Pioneering computer scientist Geoffrey Hinton, whose work has won him a Nobel Prize and is known as the “Godfather of AI,” said artificial intelligence would lead to unemployment and increased profits.
In a detailed interview with Financial Times Last year, the former Google scientist cleared the air about why he left the tech giant, raised the alarm over potential threats from AI, and revealed how he uses the technology. But he has also predicted who will win and who will lose.
“What’s really going to happen is rich people are going to use AI to replace workers,” Hinton said in September. “It’s going to create massive unemployment and massive increases in profits. It’s going to make some people very rich and most people poor. It’s not AI’s fault, it’s the capitalist system.”
This is the echo of his comments fate In August 2025, when he said AI companies are more concerned with short-term profits than the long-term consequences of the technology.
Layoffs haven’t increased, but evidence is mounting that AI is reducing opportunities, especially at the entry level for recent college graduates starting their careers.
A New York Fed survey at the time found that companies using AI were more likely to retrain their workers than fire them, although layoffs are expected to increase in the coming months.
Hinton said the former health care is one industry that will likely be protected from a job armageddon.
“If you can make doctors five times more efficient, we can all get five times more health care for the same price,” he said. Diary of a CEO YouTube series in June 2025. “There’s almost no limit to how much health care people can get—[patients] Always want more health care if there is no cost.
Still, Hinton believes that jobs that perform mundane tasks will be taken over by AI, while leaving some jobs that require a higher level of skill.
In his interview with FTHe also dismissed OpenAI CEO Sam Altman’s idea of paying a universal basic income because AI would disrupt the economy and reduce demand for workers, saying it “doesn’t compromise human dignity” and the value people get from employment.
Hinton has long warned about the dangers of AI without railings, estimating a 10% to 20% chance that the technology will wipe out humans after the development of superintelligence.
In his view, the dangers of AI fall into two categories: the risk that the technology itself poses to the future of humanity, and the consequences of AI being manipulated by people with bad intentions.
In his FT In the interview, he warned that AI could help someone develop bioweapons and lamented the Trump administration’s reluctance to regulate AI more closely, while China is taking the threat more seriously. But he also acknowledged the immense potential and uncertainty from AI.

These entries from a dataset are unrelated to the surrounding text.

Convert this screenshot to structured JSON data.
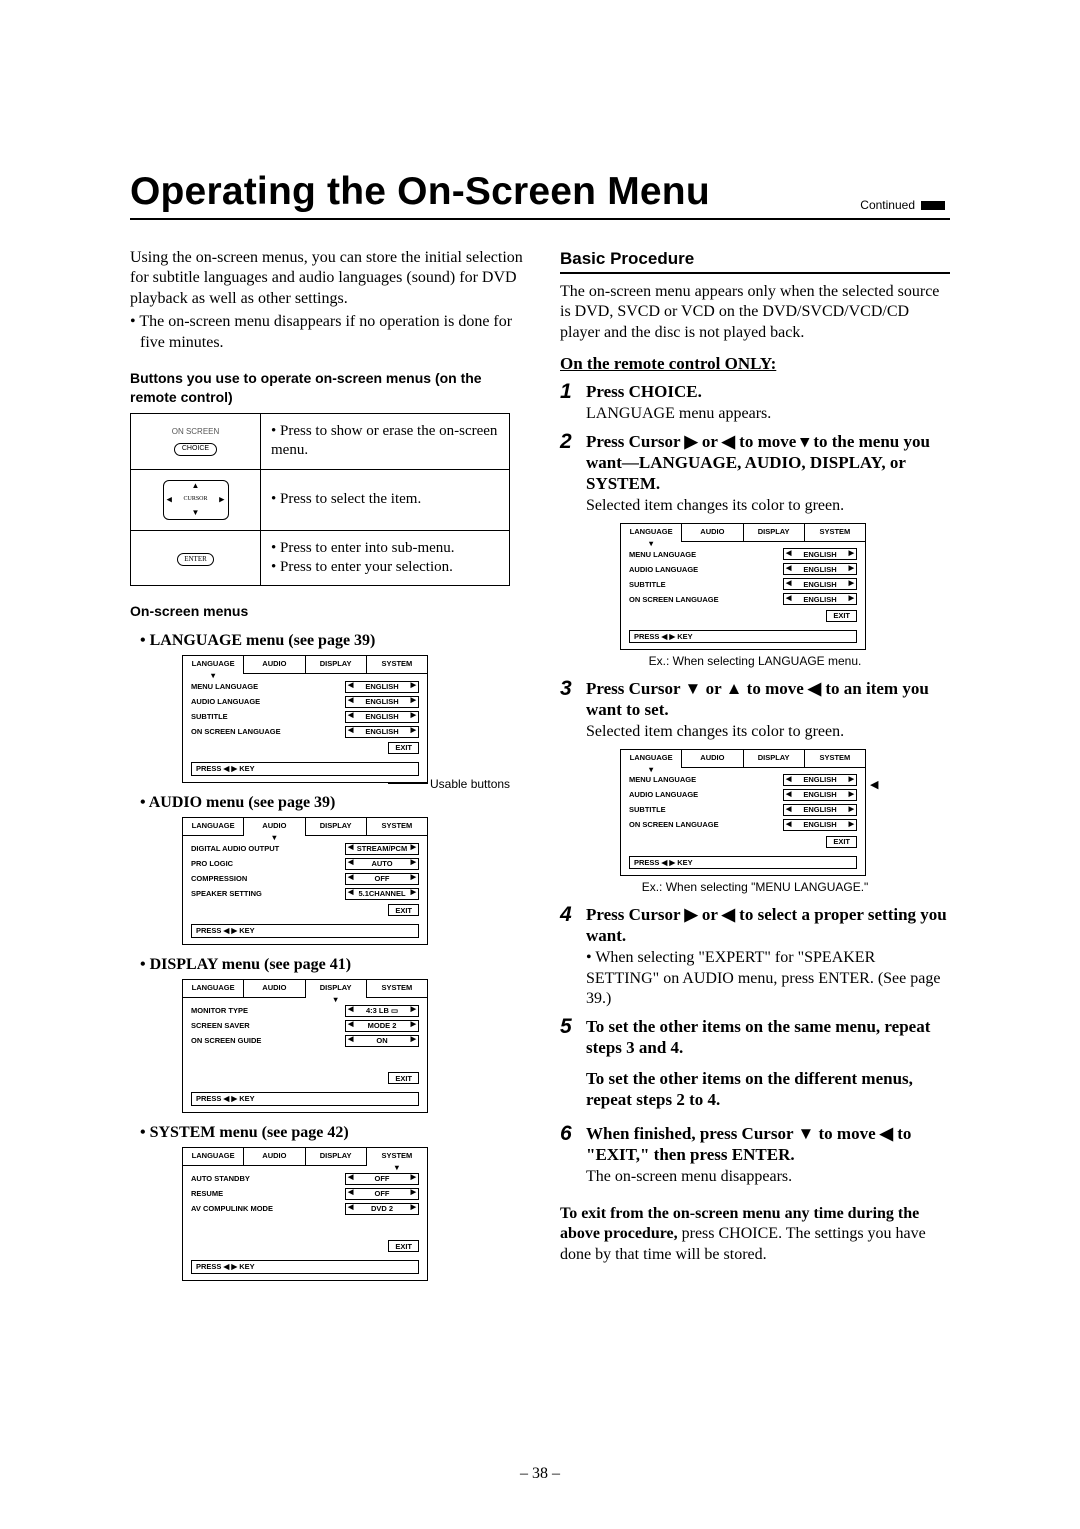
{
  "header": {
    "title": "Operating the On-Screen Menu",
    "continued": "Continued"
  },
  "intro": {
    "p1": "Using the on-screen menus, you can store the initial selection for subtitle languages and audio languages (sound) for DVD playback as well as other settings.",
    "b1": "• The on-screen menu disappears if no operation is done for five minutes."
  },
  "buttons_heading": "Buttons you use to operate on-screen menus (on the remote control)",
  "button_table": {
    "r1_label": "CHOICE",
    "r1_above": "ON SCREEN",
    "r1_b1": "• Press to show or erase the on-screen menu.",
    "r2_mid": "CURSOR",
    "r2_b1": "• Press to select the item.",
    "r3_label": "ENTER",
    "r3_b1": "• Press to enter into sub-menu.",
    "r3_b2": "• Press to enter your selection."
  },
  "menus_heading": "On-screen menus",
  "menus": {
    "lang_title": "•  LANGUAGE menu (see page 39)",
    "audio_title": "•  AUDIO menu (see page 39)",
    "display_title": "•  DISPLAY menu (see page 41)",
    "system_title": "•  SYSTEM menu (see page 42)",
    "usable_label": "Usable buttons",
    "tabs": {
      "t1": "LANGUAGE",
      "t2": "AUDIO",
      "t3": "DISPLAY",
      "t4": "SYSTEM"
    },
    "footer": "PRESS ◀ ▶ KEY",
    "exit": "EXIT",
    "lang_rows": [
      {
        "label": "MENU LANGUAGE",
        "value": "ENGLISH"
      },
      {
        "label": "AUDIO LANGUAGE",
        "value": "ENGLISH"
      },
      {
        "label": "SUBTITLE",
        "value": "ENGLISH"
      },
      {
        "label": "ON SCREEN LANGUAGE",
        "value": "ENGLISH"
      }
    ],
    "audio_rows": [
      {
        "label": "DIGITAL AUDIO OUTPUT",
        "value": "STREAM/PCM"
      },
      {
        "label": "PRO LOGIC",
        "value": "AUTO"
      },
      {
        "label": "COMPRESSION",
        "value": "OFF"
      },
      {
        "label": "SPEAKER SETTING",
        "value": "5.1CHANNEL"
      }
    ],
    "display_rows": [
      {
        "label": "MONITOR TYPE",
        "value": "4:3 LB ▭"
      },
      {
        "label": "SCREEN SAVER",
        "value": "MODE 2"
      },
      {
        "label": "ON SCREEN GUIDE",
        "value": "ON"
      }
    ],
    "system_rows": [
      {
        "label": "AUTO STANDBY",
        "value": "OFF"
      },
      {
        "label": "RESUME",
        "value": "OFF"
      },
      {
        "label": "AV COMPULINK MODE",
        "value": "DVD 2"
      }
    ]
  },
  "right": {
    "heading": "Basic Procedure",
    "intro": "The on-screen menu appears only when the selected source is DVD, SVCD or VCD on the DVD/SVCD/VCD/CD player and the disc is not played back.",
    "remote_only": "On the remote control ONLY:",
    "steps": {
      "s1_t": "Press CHOICE.",
      "s1_b": "LANGUAGE menu appears.",
      "s2_t": "Press Cursor ▶ or ◀ to move ▾ to the menu you want—LANGUAGE, AUDIO, DISPLAY, or SYSTEM.",
      "s2_b": "Selected item changes its color to green.",
      "s2_cap": "Ex.: When selecting LANGUAGE menu.",
      "s3_t": "Press Cursor ▼ or ▲ to move ◀ to an item you want to set.",
      "s3_b": "Selected item changes its color to green.",
      "s3_cap": "Ex.: When selecting \"MENU LANGUAGE.\"",
      "s4_t": "Press Cursor ▶ or ◀ to select a proper setting you want.",
      "s4_b": "• When selecting \"EXPERT\" for \"SPEAKER SETTING\" on AUDIO menu, press ENTER. (See page 39.)",
      "s5_t1": "To set the other items on the same menu, repeat steps 3 and 4.",
      "s5_t2": "To set the other items on the different menus, repeat steps 2 to 4.",
      "s6_t": "When finished, press Cursor ▼ to move ◀ to \"EXIT,\" then press ENTER.",
      "s6_b": "The on-screen menu disappears."
    },
    "exit_note_b": "To exit from the on-screen menu any time during the above procedure,",
    "exit_note": " press CHOICE. The settings you have done by that time will be stored."
  },
  "page_number": "– 38 –"
}
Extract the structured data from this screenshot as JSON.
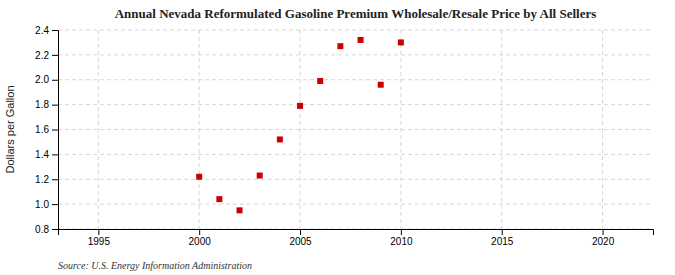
{
  "chart_data": {
    "type": "scatter",
    "title": "Annual Nevada Reformulated Gasoline Premium Wholesale/Resale Price by All Sellers",
    "ylabel": "Dollars per Gallon",
    "source": "Source: U.S. Energy Information Administration",
    "x": [
      2000,
      2001,
      2002,
      2003,
      2004,
      2005,
      2006,
      2007,
      2008,
      2009,
      2010
    ],
    "values": [
      1.22,
      1.04,
      0.95,
      1.23,
      1.52,
      1.79,
      1.99,
      2.27,
      2.32,
      1.96,
      2.3
    ],
    "color": "#cc0000",
    "marker": "square",
    "xlim": [
      1993,
      2022.5
    ],
    "xticks": [
      1995,
      2000,
      2005,
      2010,
      2015,
      2020
    ],
    "ylim": [
      0.8,
      2.4
    ],
    "yticks": [
      0.8,
      {
        "value": 1.0,
        "label": "1.0"
      },
      1.2,
      1.4,
      1.6,
      1.8,
      {
        "value": 2.0,
        "label": "2.0"
      },
      2.2,
      2.4
    ],
    "grid": true
  }
}
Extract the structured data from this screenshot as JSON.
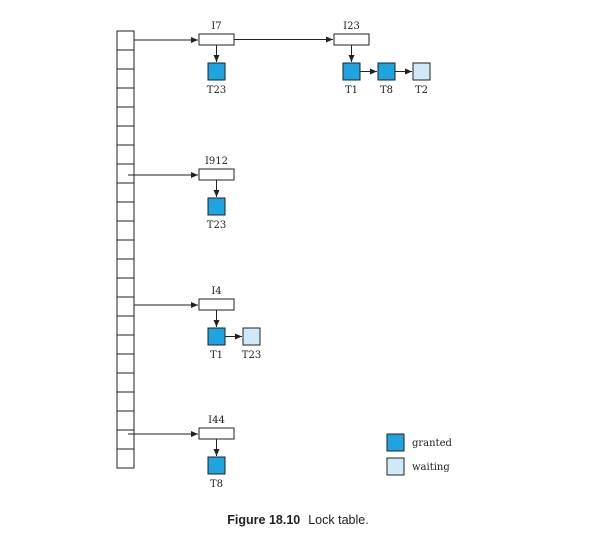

“We don’t know what’s going to happen, we don’t know, and people who tell you what’s going to happen are just being silly,” Hinton said. “We’re at a point in history where something amazing is happening, and it can be amazingly good, and it can be amazingly bad. We can predict, but things won’t stay as they are.”
Meanwhile he said FT How he uses AI in his life, saying OpenAI’s ChatGPT is his product of choice. While he often uses chatbots for research, Hinton revealed that an ex-girlfriend used ChatGPT to “tell me what a rat I was” during their breakup.
“She brought a chatbot and gave it to me to explain how horrible my behavior was. I didn’t think I was a rat, so it didn’t make me feel too bad … I met someone I really liked, you know how it goes.”
Hinton also explained his reasons for leaving Google in 2023. Media reports said he left so he could speak more freely about the dangers of AI, a reason the Nobel laureate denied.
“I quit because I’m 75, I can’t program like I used to, and there’s a lot of content on Netflix that I haven’t had a chance to watch,” he said. “I had worked very hard for 55 years, and I felt it was time to retire … and I thought, I’m leaving anyway, I might as well talk about the risks.”
An earlier version of this story originally ran on September 6, 2025 on Fortune.com.